Kasım 21, 2006

Halit'in ne eksiği var ki?


Uzun zamandır hoşlanabileceğim bir filme denk gelemediğim film kanalında, dün gece tam da hoşlanabileceğim bir filme rastladım. Hatta kanalı zapladığımda, oyuncuların ismi yazıyordu. Gwynth, doğru mu yazdım adını hep tereddüte düşerim, Paltrow oynuyordu ki, her zaman bir durgun ve dingin hali vardır ya, sanki ana babasının koyduğu bu isimle yaşamaya mecbur olmanın verdiği eziklik vardır üzerinde. İşte bu hali filme cuk oturmuştu. Filme ondan daha çok yakışacak bir isim olamazdı sanırım. Anthony Hopkins ismini de görüp es geçmek olmazdı. Başrolde bir de esas oğlan var ama onun da soyadı çok zordu, aklımda tutamadım. Imdb’ye bakacak vaktim de yok bugün. Malum salı günü stüdyoların geldiği gün. Neyse, “Proof” seyri zevkli bir film. Flashbacklerle bir hafta içerisinde geçen olayların aydınlatıldığı, biraz melankolik biraz insanı geren ve acabalara sürükleyen bir konusu var. Seyreden arkadaşlarımın bazıları filmi sıkıcı ve fazlasıyla karamsar bulmuş, seyrettiklerine pişman olmuşlar.Ama ben harcadığım zamana acımadım doğrusu.

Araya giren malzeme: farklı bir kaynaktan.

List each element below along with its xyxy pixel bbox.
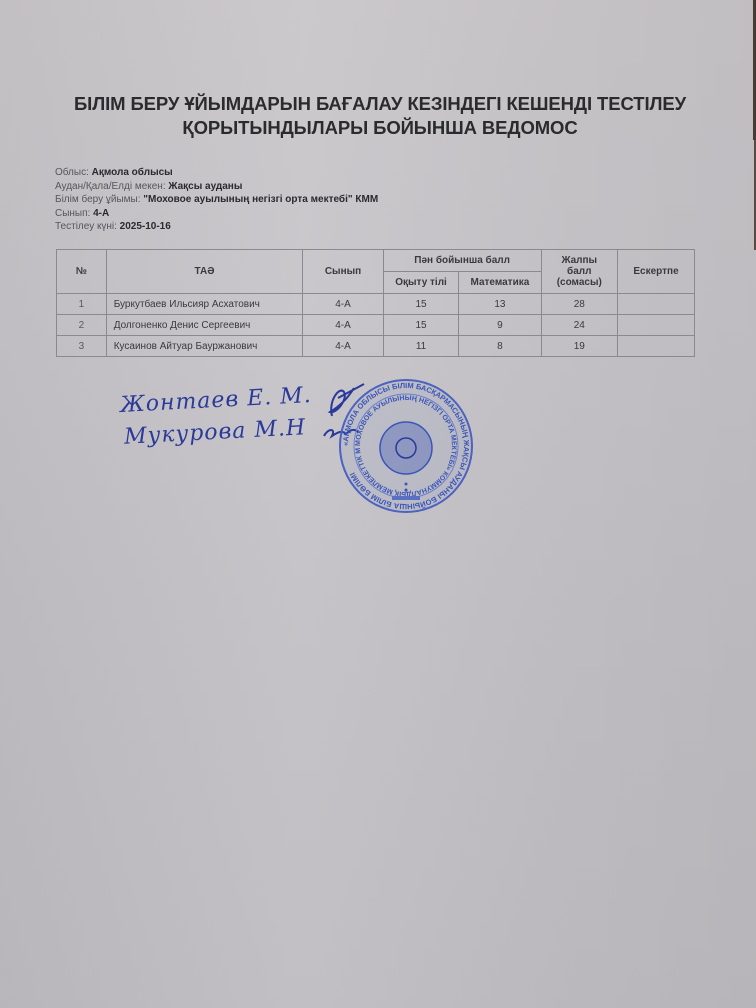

Filmden sonra zaplarken, geçen haftalarda, yayına girdiği kanalın gazetelerinde oldukça fazla tartışması yapılan diziye rastladım. Hatırlarsınız, ona buna sormuşlardı bir gece için bir kadına yüzeli bin dolar verilir mi, ya kadınlar bunu kabul eder mi diye. Diziyi izleyince ben de sormadan edemedim, teklif eden adam Halit Ergenç yerine başka biri olsaydı, gazetecilere evet kabul ederdim diye cevap veren kadınların bu cevabı değişir miydi? Avşar kızı artık Türkiye’de jön yok diye üzülmesin, kaşı gözü gavura benzemesine rağmen Törkiş model, gayet şık bir tane var artık. Evet, saçları dökülüyor olabilir ama, ne olmuş yani?

Bu akşam 50 li yıllara gideceğiz birlikte. Diğer bahsettiğim diziyi seyretmem ben, minik çocuğu olan ve hatta oğlu olan anneler için çok iç paralayıcı bir konusu var, dün geceki gibi ağlamak istemiyorum.